The CQC is addressed again in the report and how many clinicians and managers think it to be excessively focused on staff numbers and paperwork at the expense of patient experiences and clinical outcomes:
‘Despite the highest level of hospital employment in the world, there appears to be no problem for which the CQC believes the solution is something other than to add more staff.’
Darzi (2024a) also mentions the Dash (2024) report into the CQC and its preliminary findings.
A top-heavy system
We do have a top-heavy and overcentralised health regulatory and governance structure and have had so for some time. In several of my past columns I have discussed the fragmentary and overlapping nature of the NHS organisations having a patient safety remit, and how rationalisation, reform and more co-ordination are needed.
The health regulation and governance structure needs to be urgently simplified because it is confusing for both patients and clinicians. This has been echoed by many NHS patient safety stakeholders, and the Darzi (2024a) report captures this issue well.

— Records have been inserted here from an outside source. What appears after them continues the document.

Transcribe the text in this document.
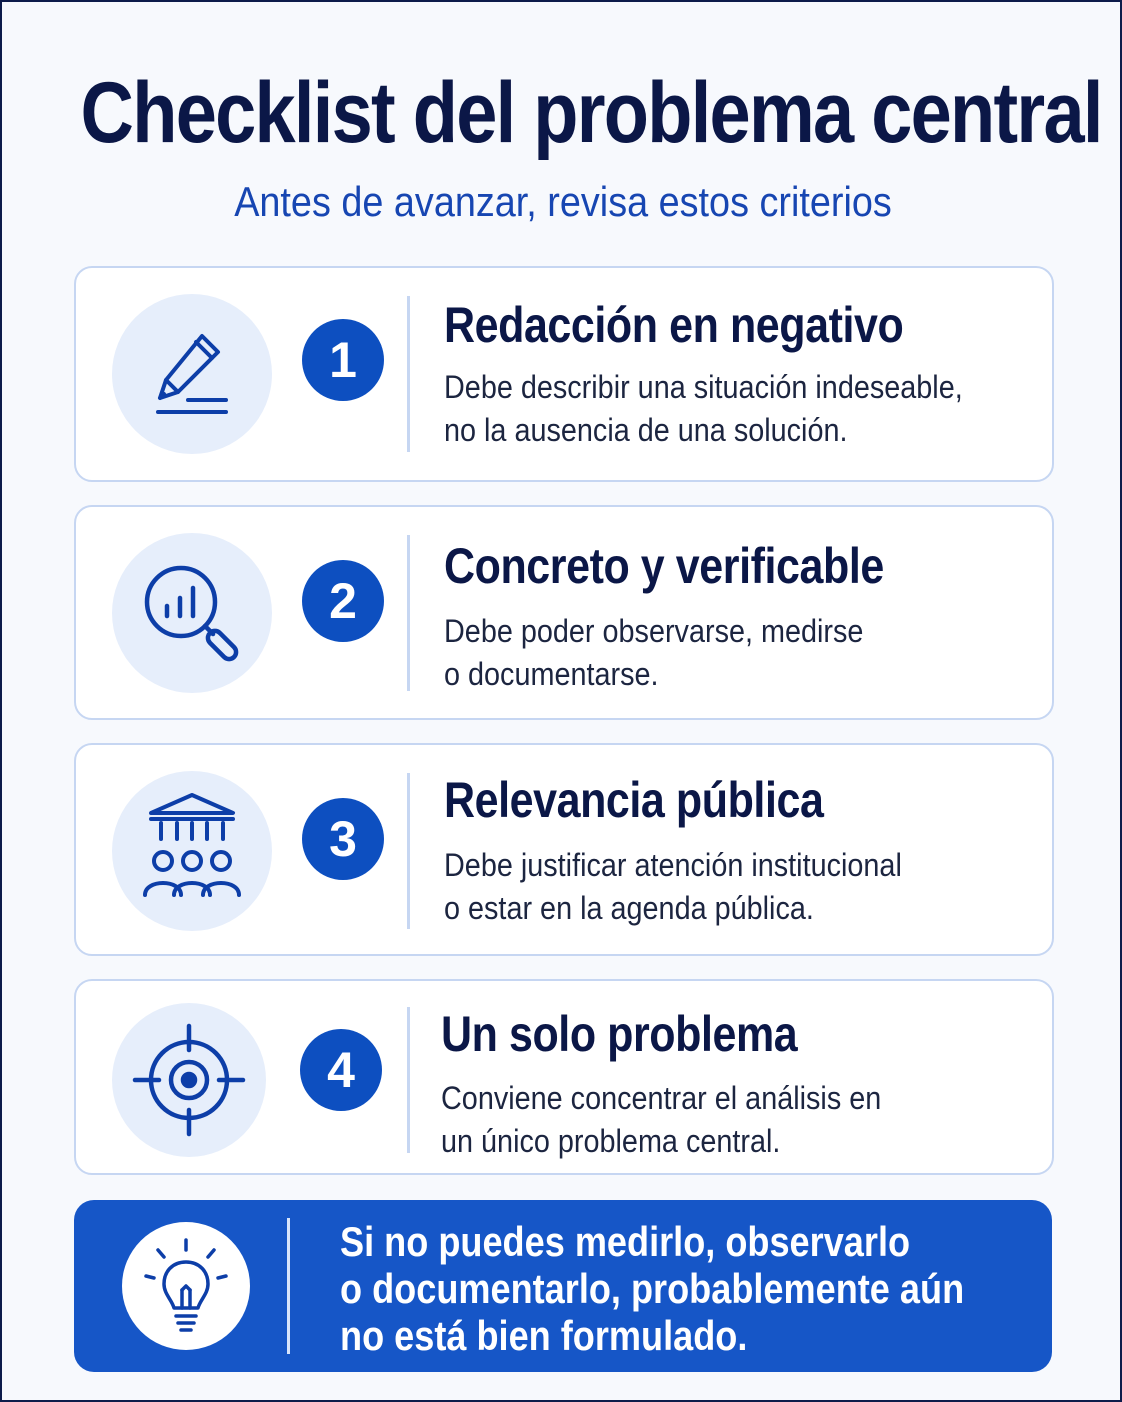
Checklist del problema central
Antes de avanzar, revisa estos criterios
1
Redacción en negativo
Debe describir una situación indeseable,
no la ausencia de una solución.
2
Concreto y verificable
Debe poder observarse, medirse
o documentarse.
3
Relevancia pública
Debe justificar atención institucional
o estar en la agenda pública.
4
Un solo problema
Conviene concentrar el análisis en
un único problema central.
Si no puedes medirlo, observarlo
o documentarlo, probablemente aún
no está bien formulado.
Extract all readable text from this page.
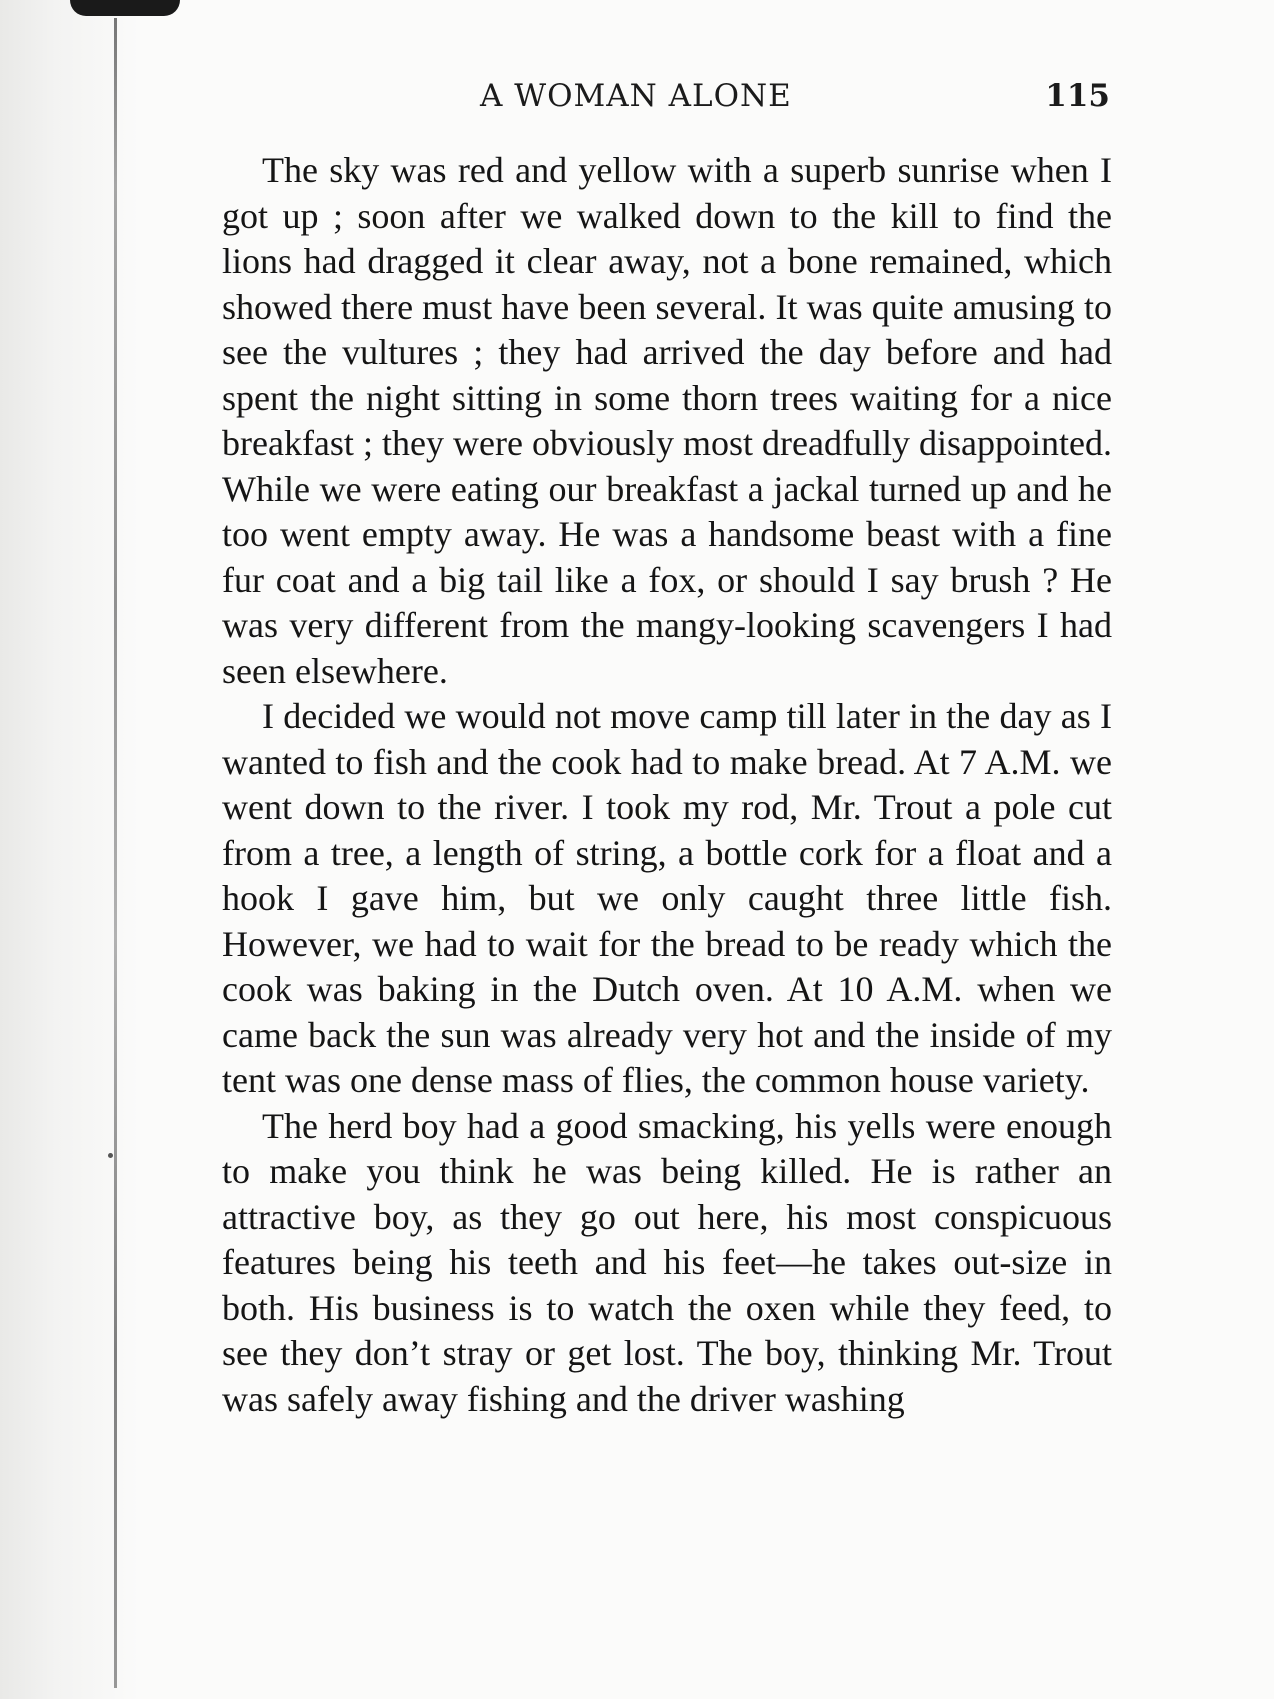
A WOMAN ALONE	115

The sky was red and yellow with a superb sunrise when I got up ; soon after we walked down to the kill to find the lions had dragged it clear away, not a bone remained, which showed there must have been several. It was quite amusing to see the vultures ; they had arrived the day before and had spent the night sitting in some thorn trees waiting for a nice breakfast ; they were obviously most dreadfully disappointed. While we were eating our breakfast a jackal turned up and he too went empty away. He was a handsome beast with a fine fur coat and a big tail like a fox, or should I say brush ? He was very different from the mangy-looking scavengers I had seen elsewhere.

I decided we would not move camp till later in the day as I wanted to fish and the cook had to make bread. At 7 A.M. we went down to the river. I took my rod, Mr. Trout a pole cut from a tree, a length of string, a bottle cork for a float and a hook I gave him, but we only caught three little fish. However, we had to wait for the bread to be ready which the cook was baking in the Dutch oven. At 10 A.M. when we came back the sun was already very hot and the inside of my tent was one dense mass of flies, the common house variety.

The herd boy had a good smacking, his yells were enough to make you think he was being killed. He is rather an attractive boy, as they go out here, his most conspicuous features being his teeth and his feet—he takes out-size in both. His business is to watch the oxen while they feed, to see they don’t stray or get lost. The boy, thinking Mr. Trout was safely away fishing and the driver washing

Realistic prospects of organisational reform?
Reform of the CQC will be inevitable and is a given, but I am less confident about the realistic prospects of wider NHS health regulatory and governance reform taking place. The organisations that comprise the NHS governance framework will all have agendas, plans, expertise in staffing, and a valuable organisational memory of issues. They will all have invested considerable time and money in their functions and activities. Change will be difficult for them, as it would be in any organisation.
However, things do not stand still, certainly in the NHS and health care. Critical reflection is always crucial and central to developing an effective patient safety culture. I would argue that there needs to be another review by the Department of Health and Social Care of its ‘arm's-length bodies’, as was done in 2008 (National Audit Office, 2008).
Conclusion
There is a lot in Darzi (2024a) to fully unpack. It is a welcome report that provides an excellent insight into the many problems that currently beset the NHS and that have stubbornly done so for years. The report's findings and conclusions will come as no surprise to many.
In terms of the health regulation, governance and patient safety issues identified there is a lot to work still to do. The report presents an important agenda for reform and change. In terms of the rationalisation, reform and possible consolidation of NHS bodies that have a patient safety remit this will be no easy task. As with change in all other areas of endeavour it will be difficult. However, it is urgently needed, and I would suggest that, in addition to the changes advanced in Darzi (2024), the Department of Health and Social Care should embark on a formal review of its arm's length bodies.